Bitcoin is known for experiencing significant fluctuations in worth, often occurring unexpectedly and possibly even during off-hours trading.
During the pandemic, Bitcoin experienced an unprecedented rise, shooting up from around $5,000 to its peak of almost $69,000 in November 2021. This increase was driven by a high demand for technology products. However, as the Federal Reserve implemented a series of rate hikes to combat inflation and manage investments, prices plummeted. In 2022, the collapse of FTX also greatly weakened trust in the cryptocurrency market.
At the beginning of the previous year, one bitcoin was valued at under $17,000. As inflation began to decrease, investors flocked back to the market.

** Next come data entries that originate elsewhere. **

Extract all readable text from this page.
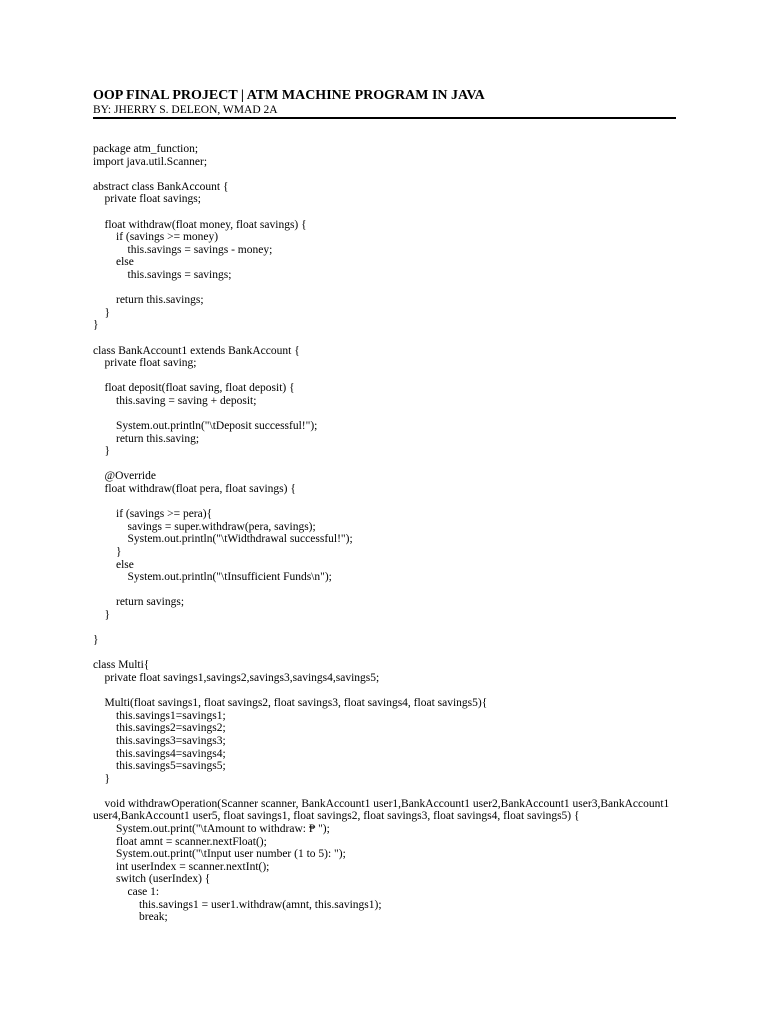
OOP FINAL PROJECT | ATM MACHINE PROGRAM IN JAVA
BY: JHERRY S. DELEON, WMAD 2A
package atm_function;
import java.util.Scanner;
abstract class BankAccount {
private float savings;
float withdraw(float money, float savings) {
if (savings >= money)
this.savings = savings - money;
else
this.savings = savings;
return this.savings;
}
}
class BankAccount1 extends BankAccount {
private float saving;
float deposit(float saving, float deposit) {
this.saving = saving + deposit;
System.out.println("\tDeposit successful!");
return this.saving;
}
@Override
float withdraw(float pera, float savings) {
if (savings >= pera){
savings = super.withdraw(pera, savings);
System.out.println("\tWidthdrawal successful!");
}
else
System.out.println("\tInsufficient Funds\n");
return savings;
}
}
class Multi{
private float savings1,savings2,savings3,savings4,savings5;
Multi(float savings1, float savings2, float savings3, float savings4, float savings5){
this.savings1=savings1;
this.savings2=savings2;
this.savings3=savings3;
this.savings4=savings4;
this.savings5=savings5;
}
void withdrawOperation(Scanner scanner, BankAccount1 user1,BankAccount1 user2,BankAccount1 user3,BankAccount1
user4,BankAccount1 user5, float savings1, float savings2, float savings3, float savings4, float savings5) {
System.out.print("\tAmount to withdraw: ₱ ");
float amnt = scanner.nextFloat();
System.out.print("\tInput user number (1 to 5): ");
int userIndex = scanner.nextInt();
switch (userIndex) {
case 1:
this.savings1 = user1.withdraw(amnt, this.savings1);
break;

Additionally, the decline of major tech-based banks in 2023 prompted even more investors to shift their focus to cryptocurrency instead of risky investments in Silicon Valley startups and other ventures.
The current hype surrounding bitcoin does not sway the belief of experts that cryptocurrency remains a gamble with highly unpredictable and fluctuating worth. Ultimately, gains can be lost as quickly as they are earned for investors.
Bamra emphasizes the need for caution and recognition of the challenges that lie ahead for the digital finance world, specifically in the realm of cryptocurrency trading. He highlights the significance of approaching with “cautious optimism” during a time of predicted instability.